Os amigos, todos sem suas respectivas, estavam todos lá. Comemoraram o aniversário bebendo até não agüentarem mais. Alguns foram embora mais cedo, as esposas estavam esperando em casa. Outros ligaram dando alguma desculpa e continuaram a se embebedar. Só Capo estava livre, feliz, completo. E sem amar. Lá pelas tantas, os últimos bêbados resolveram ir a um show de strip-tease. Foram juntos, contando vantagens e histórias de transas fantásticas com mulheres fantásticas. Nenhuma com suas namoradas, suas mulheres, seus casos.

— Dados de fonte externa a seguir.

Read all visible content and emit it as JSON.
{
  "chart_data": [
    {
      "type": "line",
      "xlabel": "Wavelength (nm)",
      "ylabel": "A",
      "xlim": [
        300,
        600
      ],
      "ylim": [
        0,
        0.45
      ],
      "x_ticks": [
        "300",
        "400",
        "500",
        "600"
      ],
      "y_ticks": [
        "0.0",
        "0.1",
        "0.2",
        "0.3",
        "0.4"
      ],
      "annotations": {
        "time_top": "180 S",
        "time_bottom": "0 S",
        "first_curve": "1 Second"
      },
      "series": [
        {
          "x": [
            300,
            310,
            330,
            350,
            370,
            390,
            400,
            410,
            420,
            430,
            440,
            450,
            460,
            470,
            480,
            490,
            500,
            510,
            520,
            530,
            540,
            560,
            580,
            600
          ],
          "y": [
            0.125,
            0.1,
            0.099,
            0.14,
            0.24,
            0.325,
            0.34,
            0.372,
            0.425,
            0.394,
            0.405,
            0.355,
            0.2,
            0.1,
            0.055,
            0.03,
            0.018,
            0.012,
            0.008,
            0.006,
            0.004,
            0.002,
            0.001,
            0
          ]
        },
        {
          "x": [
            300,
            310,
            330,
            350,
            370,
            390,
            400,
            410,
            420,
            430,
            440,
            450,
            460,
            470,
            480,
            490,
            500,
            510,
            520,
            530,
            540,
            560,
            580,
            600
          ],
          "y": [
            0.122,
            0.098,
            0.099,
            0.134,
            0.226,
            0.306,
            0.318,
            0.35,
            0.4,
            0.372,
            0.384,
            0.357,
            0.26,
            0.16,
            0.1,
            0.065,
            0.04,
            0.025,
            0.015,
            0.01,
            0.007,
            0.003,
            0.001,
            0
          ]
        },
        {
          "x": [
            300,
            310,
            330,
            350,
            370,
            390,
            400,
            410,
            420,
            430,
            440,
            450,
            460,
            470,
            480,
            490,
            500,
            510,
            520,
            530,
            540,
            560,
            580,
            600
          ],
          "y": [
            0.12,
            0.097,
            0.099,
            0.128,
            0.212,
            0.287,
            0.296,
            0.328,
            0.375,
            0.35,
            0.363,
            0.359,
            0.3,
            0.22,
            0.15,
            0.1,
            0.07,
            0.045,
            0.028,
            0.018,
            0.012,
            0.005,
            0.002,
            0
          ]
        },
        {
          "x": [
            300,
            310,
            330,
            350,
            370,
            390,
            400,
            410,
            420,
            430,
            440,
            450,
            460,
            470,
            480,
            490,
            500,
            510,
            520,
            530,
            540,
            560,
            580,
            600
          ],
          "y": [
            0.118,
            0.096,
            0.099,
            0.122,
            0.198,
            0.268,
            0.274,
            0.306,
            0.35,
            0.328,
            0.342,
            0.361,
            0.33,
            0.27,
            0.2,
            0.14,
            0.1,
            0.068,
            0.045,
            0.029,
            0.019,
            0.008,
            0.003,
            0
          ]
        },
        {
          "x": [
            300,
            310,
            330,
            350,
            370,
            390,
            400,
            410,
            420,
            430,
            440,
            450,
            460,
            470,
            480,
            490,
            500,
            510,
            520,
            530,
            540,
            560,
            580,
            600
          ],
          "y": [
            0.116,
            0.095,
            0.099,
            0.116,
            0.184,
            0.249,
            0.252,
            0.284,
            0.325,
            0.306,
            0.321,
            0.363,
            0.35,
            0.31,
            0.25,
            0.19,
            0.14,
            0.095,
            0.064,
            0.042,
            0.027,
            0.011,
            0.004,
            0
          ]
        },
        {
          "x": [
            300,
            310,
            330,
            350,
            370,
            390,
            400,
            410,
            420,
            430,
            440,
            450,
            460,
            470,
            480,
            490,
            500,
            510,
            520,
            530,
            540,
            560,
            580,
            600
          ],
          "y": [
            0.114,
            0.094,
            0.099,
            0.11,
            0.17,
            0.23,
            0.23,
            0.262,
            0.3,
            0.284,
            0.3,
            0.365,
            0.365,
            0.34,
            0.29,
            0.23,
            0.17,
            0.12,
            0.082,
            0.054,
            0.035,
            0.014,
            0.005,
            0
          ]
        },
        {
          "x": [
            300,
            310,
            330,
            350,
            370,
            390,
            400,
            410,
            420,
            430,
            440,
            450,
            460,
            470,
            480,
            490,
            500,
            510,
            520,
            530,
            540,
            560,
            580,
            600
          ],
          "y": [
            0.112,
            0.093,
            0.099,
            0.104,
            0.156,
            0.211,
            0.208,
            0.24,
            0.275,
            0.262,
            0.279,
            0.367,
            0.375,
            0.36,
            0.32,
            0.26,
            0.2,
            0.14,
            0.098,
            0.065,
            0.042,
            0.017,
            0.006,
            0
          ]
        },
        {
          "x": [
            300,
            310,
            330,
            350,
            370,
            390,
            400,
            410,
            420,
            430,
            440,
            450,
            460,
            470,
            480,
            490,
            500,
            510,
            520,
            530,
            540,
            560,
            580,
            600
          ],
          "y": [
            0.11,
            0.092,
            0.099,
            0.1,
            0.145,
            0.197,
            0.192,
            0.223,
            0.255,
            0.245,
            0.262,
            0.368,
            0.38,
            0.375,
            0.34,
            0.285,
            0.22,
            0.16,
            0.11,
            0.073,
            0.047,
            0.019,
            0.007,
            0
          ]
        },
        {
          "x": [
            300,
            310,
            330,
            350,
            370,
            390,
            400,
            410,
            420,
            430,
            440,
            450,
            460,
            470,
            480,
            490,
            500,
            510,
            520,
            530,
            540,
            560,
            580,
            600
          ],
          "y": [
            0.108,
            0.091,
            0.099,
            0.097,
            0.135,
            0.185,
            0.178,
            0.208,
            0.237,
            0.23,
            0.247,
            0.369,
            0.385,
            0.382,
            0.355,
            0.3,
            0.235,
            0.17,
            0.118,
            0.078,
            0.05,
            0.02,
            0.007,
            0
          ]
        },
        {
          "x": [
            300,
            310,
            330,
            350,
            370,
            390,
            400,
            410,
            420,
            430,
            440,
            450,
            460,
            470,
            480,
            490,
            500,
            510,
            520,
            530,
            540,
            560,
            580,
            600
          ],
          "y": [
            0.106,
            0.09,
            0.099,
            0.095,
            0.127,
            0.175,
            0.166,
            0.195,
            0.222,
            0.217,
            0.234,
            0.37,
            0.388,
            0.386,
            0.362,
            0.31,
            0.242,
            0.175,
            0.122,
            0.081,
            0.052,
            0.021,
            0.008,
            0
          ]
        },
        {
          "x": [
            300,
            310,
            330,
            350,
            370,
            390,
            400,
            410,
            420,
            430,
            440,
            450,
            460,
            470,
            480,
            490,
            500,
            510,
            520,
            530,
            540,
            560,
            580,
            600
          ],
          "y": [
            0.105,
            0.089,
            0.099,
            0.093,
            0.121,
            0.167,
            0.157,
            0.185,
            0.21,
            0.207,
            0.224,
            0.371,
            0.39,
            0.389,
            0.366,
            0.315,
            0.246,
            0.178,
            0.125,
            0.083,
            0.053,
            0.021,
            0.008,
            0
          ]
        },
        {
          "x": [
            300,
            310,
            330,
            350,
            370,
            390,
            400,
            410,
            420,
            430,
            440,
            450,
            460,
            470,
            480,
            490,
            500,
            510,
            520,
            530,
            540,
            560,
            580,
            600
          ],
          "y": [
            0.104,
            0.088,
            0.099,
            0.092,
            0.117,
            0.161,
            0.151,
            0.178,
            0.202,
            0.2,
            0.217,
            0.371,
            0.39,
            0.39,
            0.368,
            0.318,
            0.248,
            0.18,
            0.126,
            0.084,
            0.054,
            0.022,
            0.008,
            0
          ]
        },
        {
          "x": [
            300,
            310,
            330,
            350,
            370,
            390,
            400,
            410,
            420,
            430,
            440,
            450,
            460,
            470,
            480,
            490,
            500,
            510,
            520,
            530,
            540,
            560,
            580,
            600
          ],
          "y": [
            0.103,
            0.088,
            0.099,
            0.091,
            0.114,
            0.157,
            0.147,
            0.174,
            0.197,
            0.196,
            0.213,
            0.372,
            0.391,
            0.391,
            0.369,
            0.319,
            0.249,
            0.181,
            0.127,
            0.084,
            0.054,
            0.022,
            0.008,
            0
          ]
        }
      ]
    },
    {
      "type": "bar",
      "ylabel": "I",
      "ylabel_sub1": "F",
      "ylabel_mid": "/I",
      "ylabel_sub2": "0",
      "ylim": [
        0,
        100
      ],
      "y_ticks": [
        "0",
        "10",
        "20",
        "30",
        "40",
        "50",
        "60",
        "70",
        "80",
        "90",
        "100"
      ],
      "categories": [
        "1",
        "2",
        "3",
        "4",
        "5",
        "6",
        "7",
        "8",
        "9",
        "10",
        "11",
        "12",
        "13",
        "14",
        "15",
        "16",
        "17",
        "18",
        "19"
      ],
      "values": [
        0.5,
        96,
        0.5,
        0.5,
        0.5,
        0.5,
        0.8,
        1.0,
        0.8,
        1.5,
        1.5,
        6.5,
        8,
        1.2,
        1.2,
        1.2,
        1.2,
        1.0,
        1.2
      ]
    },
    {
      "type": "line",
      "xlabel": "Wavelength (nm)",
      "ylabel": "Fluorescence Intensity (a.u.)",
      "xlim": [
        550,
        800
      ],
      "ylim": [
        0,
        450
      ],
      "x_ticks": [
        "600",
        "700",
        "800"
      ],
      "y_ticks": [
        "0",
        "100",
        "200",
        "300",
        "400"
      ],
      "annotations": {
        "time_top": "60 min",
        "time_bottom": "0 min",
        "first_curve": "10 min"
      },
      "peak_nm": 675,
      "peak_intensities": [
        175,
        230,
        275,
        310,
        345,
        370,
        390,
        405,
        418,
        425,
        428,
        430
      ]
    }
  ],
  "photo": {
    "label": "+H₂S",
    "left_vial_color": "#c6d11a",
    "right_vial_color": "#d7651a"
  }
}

Na boate, as meninas cansadas dançavam para os muitos bêbados que enchiam a casa. A meia-luz iluminava mal estrias e celulites. A musica brega embalava homens de barba mal-feita e gravatas desamarradas que babavam em cima das moças já não tão belas. Algumas doses depois, decidiram ir embora. Foram todos, menos Capo. Ele resolveu ficar, aproveitar que não ligava para ninguém pela manhã, tarde ou noite. Resolveu comer uma puta. Já tinha bebido muito naquela noite. Estavam comemorando entre amigos o aniversario de um deles. Um qualquer. Já não importava muito. Queria gozar e não estava a fim de bater uma punheta no quarto, sentado bêbado na frente do computador. Ficou meio sem graça no começo. Ate que ela começou a conversar. Não tinha muito papo. Perguntou seu nome, o que fazia, se estava com problemas em casa. Ele não respondeu muito. Não queria conversar. Foram pro quarto. Ela tirou a roupa e o despiu em seguida, devagar, beijando seu corpo. O sexo começou tão sem graça quanto o que fazia em casa e só então, entre as cortinas dos álcool, conseguiu se situar. Olhou para a completa estranha embaixo do seu corpo, seu pau dentro dela. Que tipo de amor era aquele? Como ela podia se amar tanto, como dava pra seguir vivendo dia após dia? Que tipo de amor ela tinha por caras como ele, que pagavam por um pouco de sexo? Para sentir-se querido, poderoso, feliz? Como se doar para que estranhos a comessem, enfiassem o dedo em seu rabo, xingassem, suassem, gozassem e saíssem sem um beijo de boa noite? Sem um único beijo de boa noite. Não era pedir muito. Ele hesitou um segundo. Parou. Sentou na beirada da cama e começou a chorar. Ela entendeu. Claro que entendeu. Era só mais um cliente. Quantos já não haveriam feito isso?

Ela o deixou sozinho no quarto e foi para o banheiro. Ele se recompôs.Tirou da carteira umas notas e deixou em cima do criado-mudo. Ela saiu do banheiro, de banho tomado, cheirando a algum perfume forte. Os cabelos ainda molhados. Vestia uma robe de cetim vermelho, puído. Levou-o ate a porta. Ele se despediu com um pedido de desculpas, uma boa noite e um beijo. Andou, entre lagrimas, até seu carro. Dirigiu, entre lágrimas, até a sua casa. Deitou-se, entre lágrimas, e dormiu em paz. Ele tinha voltado a amar.

2 comentários:

Anônimo disse...

"no brasil, principalmente no brasil, a compulsão pela sedução é tão grande que algumas vezes, quando a 'caça' finalmente é alcançada, o 'caçador' já não dispõe mais de energias suficientes para levar completamente a cabo o teatro a que se propunha... será que o tesão já começa a ser interpretado como uma falta periclitante?"

[ezio flavio bazzo, as sutilezas do mau caratismo]

lembrei disso enquanto lia seu texto.
luciana

Patrícia Alcântara disse...

Sem reclamações sexistas... Mas pq os homens sempre são os enfadados na ficção?